Swiss chard: Available with white, yellow or ruby red stems, elegant Swiss chard has characteristic large and veined leaves that are slightly frilly along the edges. The mild, spinach-like flavor can grace the most humble meal.
Turnip greens: A cousin of kale and cabbage, turnip greens are also popular Southern vegetables. The long, oval crinkly green leaves are sweet when young, but start to turn bitter as they age.
Ready to sink your teeth into nature's healthiest greens? Give these three recipes a nibble.
Recipes featuring leafy greens
Greek Spinach PieServes 6
This makes a delicious light supper entree or is equally suited to a brunch main course.
1 pound spinach leaves, well rinsed and coarsely chopped
4 large eggs
1 cup skim-milk ricotta
1 sweet red pepper, diced
4 ounces feta cheese, crumbled
Seasoning salt to taste
One (9-inch) unbaked deep-dish crust
1. Preheat the oven to 350 degrees F. Steam the spinach until wilted, and when cool enough to handle, squeeze out excess moisture.
2. Beat the eggs until foamy, and stir in the ricotta, red pepper, feta cheese, and chopped spinach. Season to taste. Spoon the mixture into the crust.
3. Bake for about 40 minutes, or until the center is firm to the touch and the top has turned golden brown.

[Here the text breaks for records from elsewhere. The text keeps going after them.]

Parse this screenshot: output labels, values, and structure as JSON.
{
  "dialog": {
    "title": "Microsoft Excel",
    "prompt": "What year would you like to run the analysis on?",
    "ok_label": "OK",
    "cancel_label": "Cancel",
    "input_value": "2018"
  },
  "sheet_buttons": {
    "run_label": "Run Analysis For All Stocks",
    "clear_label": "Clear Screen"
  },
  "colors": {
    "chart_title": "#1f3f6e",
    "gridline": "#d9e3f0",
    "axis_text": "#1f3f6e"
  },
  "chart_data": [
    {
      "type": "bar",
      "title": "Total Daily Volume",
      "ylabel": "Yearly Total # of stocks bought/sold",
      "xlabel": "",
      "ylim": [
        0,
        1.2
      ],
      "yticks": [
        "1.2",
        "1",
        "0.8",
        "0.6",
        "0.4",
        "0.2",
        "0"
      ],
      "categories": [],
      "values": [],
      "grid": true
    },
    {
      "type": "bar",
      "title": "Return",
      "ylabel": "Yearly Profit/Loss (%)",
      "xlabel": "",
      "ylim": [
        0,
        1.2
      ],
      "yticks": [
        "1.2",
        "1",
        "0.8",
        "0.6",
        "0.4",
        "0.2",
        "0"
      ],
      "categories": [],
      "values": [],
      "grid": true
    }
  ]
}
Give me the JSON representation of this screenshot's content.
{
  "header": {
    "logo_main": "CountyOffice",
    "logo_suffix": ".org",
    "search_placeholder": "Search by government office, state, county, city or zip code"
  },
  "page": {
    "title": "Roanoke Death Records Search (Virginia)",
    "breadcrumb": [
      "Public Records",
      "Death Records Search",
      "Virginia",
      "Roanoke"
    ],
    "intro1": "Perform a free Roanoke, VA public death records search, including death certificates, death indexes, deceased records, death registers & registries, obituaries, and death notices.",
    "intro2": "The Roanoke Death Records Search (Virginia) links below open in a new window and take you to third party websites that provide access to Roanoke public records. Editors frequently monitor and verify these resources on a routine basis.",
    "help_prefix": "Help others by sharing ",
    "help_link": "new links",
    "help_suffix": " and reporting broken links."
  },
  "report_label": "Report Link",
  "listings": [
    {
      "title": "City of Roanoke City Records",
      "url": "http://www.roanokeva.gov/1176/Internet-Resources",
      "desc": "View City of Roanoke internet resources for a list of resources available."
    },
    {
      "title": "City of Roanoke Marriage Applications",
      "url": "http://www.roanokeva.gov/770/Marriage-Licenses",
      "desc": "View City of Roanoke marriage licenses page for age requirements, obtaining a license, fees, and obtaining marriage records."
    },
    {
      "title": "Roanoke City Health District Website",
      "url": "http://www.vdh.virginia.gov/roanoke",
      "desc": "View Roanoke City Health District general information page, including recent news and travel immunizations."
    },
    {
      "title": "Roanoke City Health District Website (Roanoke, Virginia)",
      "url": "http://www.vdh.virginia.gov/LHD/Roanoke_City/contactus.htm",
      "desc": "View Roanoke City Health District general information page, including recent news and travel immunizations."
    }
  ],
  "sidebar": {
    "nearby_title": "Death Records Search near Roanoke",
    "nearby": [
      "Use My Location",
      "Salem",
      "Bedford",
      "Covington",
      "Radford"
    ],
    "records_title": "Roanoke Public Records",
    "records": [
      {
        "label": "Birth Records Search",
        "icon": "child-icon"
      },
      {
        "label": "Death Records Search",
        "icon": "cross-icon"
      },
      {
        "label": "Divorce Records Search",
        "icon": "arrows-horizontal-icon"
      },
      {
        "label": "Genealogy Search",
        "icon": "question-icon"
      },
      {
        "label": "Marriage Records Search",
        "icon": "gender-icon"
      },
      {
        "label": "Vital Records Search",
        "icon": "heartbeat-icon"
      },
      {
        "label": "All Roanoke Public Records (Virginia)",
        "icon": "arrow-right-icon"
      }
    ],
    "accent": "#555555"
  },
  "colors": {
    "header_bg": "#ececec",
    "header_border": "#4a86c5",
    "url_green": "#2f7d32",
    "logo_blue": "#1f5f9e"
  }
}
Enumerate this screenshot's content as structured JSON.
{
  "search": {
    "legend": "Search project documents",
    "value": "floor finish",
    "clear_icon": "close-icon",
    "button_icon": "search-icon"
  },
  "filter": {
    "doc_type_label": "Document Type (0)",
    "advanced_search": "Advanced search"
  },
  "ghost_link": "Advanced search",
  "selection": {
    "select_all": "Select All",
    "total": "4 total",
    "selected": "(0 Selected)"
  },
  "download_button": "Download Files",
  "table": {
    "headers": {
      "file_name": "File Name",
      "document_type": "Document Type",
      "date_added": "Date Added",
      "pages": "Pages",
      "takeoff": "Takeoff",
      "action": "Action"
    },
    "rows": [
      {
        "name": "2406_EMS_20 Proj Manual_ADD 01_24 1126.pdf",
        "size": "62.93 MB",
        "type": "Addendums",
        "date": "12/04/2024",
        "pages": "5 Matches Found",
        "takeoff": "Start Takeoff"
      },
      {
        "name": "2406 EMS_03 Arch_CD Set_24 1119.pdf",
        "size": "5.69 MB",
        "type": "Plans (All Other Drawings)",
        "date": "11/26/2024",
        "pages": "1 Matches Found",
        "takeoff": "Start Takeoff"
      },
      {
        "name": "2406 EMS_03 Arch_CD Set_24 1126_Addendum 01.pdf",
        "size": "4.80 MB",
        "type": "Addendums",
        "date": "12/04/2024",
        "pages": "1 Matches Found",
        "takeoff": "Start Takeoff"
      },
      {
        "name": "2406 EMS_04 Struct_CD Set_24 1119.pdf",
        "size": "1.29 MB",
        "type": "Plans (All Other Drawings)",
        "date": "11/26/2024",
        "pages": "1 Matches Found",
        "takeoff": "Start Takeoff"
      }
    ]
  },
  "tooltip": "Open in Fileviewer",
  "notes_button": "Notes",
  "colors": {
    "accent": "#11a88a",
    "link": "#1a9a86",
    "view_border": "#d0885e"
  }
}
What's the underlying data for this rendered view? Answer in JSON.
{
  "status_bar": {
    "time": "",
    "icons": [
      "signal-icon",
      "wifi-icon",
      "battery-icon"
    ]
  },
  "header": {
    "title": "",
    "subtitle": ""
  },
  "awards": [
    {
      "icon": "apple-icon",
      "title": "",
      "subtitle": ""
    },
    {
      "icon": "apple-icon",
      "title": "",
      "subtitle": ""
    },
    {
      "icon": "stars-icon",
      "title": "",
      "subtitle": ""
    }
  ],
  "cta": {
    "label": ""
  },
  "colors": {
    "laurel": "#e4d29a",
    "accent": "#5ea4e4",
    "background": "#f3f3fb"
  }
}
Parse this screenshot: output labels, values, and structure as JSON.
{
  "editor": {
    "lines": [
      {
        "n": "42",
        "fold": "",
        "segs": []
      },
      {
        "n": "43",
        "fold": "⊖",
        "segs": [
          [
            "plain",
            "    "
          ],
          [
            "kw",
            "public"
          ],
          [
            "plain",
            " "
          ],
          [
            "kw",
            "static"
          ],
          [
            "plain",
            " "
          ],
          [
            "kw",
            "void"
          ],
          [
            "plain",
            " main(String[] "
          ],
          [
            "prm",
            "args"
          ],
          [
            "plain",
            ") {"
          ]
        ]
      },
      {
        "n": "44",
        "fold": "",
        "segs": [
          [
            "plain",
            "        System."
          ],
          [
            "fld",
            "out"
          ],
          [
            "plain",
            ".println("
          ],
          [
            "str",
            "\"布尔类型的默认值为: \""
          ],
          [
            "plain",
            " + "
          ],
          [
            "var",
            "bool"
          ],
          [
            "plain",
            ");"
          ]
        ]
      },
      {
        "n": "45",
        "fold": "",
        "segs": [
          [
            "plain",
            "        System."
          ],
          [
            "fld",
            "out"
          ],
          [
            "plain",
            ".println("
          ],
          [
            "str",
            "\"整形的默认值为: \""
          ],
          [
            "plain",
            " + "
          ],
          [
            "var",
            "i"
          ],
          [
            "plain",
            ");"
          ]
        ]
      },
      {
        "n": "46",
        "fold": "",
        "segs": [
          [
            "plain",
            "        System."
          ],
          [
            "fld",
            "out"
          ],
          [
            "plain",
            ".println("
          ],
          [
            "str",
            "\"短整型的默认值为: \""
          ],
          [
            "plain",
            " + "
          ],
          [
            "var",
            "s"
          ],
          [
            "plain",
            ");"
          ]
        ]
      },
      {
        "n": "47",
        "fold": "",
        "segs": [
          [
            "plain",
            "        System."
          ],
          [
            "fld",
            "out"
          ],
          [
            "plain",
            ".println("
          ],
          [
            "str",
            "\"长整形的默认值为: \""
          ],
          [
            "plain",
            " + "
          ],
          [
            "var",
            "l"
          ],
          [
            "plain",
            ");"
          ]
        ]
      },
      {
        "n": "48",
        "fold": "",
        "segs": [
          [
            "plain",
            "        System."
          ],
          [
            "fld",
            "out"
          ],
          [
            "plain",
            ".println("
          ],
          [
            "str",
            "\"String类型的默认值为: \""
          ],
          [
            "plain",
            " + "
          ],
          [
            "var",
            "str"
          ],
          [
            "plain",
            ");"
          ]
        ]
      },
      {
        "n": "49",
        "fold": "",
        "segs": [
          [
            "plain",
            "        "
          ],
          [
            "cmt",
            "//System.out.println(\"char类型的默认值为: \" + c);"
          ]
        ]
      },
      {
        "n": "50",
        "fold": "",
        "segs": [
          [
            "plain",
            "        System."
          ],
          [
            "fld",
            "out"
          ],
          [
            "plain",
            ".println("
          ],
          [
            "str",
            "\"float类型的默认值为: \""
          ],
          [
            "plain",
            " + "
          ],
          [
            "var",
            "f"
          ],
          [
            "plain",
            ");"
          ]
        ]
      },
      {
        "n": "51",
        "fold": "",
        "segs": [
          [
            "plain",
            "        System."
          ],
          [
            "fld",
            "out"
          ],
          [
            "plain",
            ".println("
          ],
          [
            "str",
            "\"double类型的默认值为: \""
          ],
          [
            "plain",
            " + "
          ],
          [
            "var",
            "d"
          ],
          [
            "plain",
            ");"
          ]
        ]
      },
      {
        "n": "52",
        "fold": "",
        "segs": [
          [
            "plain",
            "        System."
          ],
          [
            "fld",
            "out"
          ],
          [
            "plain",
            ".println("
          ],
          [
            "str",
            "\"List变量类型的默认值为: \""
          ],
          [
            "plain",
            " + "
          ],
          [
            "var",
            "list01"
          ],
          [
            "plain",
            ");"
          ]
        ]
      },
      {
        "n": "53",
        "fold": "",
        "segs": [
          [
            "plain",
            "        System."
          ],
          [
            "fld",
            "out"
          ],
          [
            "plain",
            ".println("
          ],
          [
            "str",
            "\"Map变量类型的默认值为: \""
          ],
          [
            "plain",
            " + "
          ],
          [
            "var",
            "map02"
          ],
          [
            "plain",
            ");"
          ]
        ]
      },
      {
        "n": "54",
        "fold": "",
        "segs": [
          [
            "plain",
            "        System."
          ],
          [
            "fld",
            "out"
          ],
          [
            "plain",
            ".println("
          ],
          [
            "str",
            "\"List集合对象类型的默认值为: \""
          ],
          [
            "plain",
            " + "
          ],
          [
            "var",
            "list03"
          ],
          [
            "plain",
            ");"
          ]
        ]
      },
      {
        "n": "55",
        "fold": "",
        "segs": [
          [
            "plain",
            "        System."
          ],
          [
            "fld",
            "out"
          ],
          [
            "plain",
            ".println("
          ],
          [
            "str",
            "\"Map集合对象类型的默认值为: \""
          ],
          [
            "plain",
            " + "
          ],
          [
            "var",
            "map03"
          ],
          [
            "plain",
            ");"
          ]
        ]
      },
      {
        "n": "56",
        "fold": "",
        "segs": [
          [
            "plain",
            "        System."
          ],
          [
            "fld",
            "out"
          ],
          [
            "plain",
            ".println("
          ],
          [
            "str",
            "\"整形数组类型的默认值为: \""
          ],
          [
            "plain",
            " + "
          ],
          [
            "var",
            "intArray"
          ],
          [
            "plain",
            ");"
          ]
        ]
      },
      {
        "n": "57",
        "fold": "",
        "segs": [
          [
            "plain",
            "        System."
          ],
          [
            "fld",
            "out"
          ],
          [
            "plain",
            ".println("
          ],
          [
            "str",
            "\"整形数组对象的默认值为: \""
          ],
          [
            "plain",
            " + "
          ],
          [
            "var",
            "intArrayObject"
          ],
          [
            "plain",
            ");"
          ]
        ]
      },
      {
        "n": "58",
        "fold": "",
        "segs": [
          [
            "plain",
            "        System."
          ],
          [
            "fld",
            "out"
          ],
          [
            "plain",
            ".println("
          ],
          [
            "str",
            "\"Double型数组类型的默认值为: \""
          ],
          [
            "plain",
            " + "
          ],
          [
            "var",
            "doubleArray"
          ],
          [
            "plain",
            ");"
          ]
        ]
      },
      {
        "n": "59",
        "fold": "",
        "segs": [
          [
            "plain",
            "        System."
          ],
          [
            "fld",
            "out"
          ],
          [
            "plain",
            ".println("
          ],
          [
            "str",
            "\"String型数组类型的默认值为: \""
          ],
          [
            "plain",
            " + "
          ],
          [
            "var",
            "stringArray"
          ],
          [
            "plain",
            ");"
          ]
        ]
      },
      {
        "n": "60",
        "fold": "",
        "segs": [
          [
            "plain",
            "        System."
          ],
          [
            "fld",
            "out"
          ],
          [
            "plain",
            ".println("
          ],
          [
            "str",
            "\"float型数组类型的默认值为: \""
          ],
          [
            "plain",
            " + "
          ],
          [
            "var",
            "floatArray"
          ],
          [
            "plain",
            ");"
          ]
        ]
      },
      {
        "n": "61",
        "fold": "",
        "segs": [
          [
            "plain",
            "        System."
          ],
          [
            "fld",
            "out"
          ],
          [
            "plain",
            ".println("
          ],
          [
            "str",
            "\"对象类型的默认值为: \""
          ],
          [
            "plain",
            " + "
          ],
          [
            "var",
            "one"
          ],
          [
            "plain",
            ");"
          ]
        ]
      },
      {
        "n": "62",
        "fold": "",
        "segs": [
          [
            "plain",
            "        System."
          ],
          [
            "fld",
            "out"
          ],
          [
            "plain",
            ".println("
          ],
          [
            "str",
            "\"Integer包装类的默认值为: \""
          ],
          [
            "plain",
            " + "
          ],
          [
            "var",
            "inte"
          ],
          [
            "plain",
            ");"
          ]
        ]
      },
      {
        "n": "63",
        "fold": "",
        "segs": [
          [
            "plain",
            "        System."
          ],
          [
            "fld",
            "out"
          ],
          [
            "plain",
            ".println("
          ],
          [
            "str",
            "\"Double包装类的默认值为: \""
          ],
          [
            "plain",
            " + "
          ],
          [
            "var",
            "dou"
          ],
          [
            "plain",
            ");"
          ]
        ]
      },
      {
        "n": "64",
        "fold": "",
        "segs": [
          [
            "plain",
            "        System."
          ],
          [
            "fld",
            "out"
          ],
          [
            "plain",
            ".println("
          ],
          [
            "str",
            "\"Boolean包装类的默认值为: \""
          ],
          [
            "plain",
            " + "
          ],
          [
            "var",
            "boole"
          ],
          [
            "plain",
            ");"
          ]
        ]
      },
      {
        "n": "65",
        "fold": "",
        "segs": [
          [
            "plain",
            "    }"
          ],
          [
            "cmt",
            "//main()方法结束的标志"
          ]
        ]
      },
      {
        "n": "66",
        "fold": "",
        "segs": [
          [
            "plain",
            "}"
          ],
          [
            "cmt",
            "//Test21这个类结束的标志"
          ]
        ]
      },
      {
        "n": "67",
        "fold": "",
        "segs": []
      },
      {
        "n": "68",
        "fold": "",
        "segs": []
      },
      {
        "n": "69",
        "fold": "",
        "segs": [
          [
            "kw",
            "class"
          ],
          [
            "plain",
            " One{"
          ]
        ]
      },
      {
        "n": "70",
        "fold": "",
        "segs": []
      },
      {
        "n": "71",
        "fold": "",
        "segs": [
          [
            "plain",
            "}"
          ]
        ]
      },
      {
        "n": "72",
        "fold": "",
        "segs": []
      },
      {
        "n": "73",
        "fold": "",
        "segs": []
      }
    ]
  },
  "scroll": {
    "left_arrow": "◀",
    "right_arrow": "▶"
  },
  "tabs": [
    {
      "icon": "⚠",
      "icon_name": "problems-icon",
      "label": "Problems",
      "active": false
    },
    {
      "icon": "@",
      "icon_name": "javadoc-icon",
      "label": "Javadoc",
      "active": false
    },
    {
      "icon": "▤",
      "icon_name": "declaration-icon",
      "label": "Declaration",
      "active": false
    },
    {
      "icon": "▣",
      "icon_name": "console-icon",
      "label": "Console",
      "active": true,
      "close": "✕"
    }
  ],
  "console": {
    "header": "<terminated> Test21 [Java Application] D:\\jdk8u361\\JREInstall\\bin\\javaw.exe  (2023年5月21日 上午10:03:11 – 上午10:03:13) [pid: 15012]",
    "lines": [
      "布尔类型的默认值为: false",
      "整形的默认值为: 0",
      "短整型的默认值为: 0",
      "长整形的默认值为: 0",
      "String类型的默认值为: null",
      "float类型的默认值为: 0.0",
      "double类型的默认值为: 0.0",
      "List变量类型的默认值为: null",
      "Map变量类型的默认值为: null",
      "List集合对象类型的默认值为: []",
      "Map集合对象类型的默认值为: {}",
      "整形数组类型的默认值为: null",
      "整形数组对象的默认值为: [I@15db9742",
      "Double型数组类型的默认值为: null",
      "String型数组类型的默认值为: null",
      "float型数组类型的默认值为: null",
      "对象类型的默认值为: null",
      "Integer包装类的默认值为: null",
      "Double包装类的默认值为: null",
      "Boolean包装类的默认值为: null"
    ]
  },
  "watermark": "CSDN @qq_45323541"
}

Spicy Greens and BeansServes 4 to 6
Use this on its own or as a topping for pasta or polenta. It's also dandy as a filling for a cheese quesadilla. The "chorizo" sausage is a soy-based product made by Melissa brand foods, and is available at most whole foods or specialty markets. It's delicious!!
3 tablespoons olive oil
1 large onion, diced
6 ounces "chorizo" sausage, broken apart
1 pound coarsely chopped mixed greens, such as chard, mustard greens or kale
1 (15.5-ounce) can pinto beans, well rinsed
Heat the oil in a large skillet over medium heat, and saute the onion until golden. Add the "chorizo" and greens, and saute until the greens wilt and soften, adding a little water as needed to keep them moist. Stir in the beans, and cook until heated through.
Greens and Grains TartServes 6
You can buy vacuum-packed precooked wild rice, a real time-saver. It's important to note that wild rice is actually a wild grass, not a grain, but it does take on all the attributes of grains in the way cooks can use it.
3 tablespoons olive oil
3 cloves garlic, minced
8 ounces precooked wild rice
8 ounces kale, chopped
1 (14.5-ounce) can diced tomatoes
1 cup cubed sweet potatoes
1 cup shredded mozzarella cheese
One (9-inch) unbaked deep-dish crust
1. Preheat the oven to 350 degrees F. Heat the oil in a large skillet over medium heat, and saute the garlic until golden.
2. Add the wild rice, kale, tomatoes and sweet potatoes, and saute for about 5 minutes, or until the greens wilt and soften. Stir in the shredded mozzarella.
3. Spoon the mixture into the crust. Bake for about 25 minutes, or until the top is puffy and golden.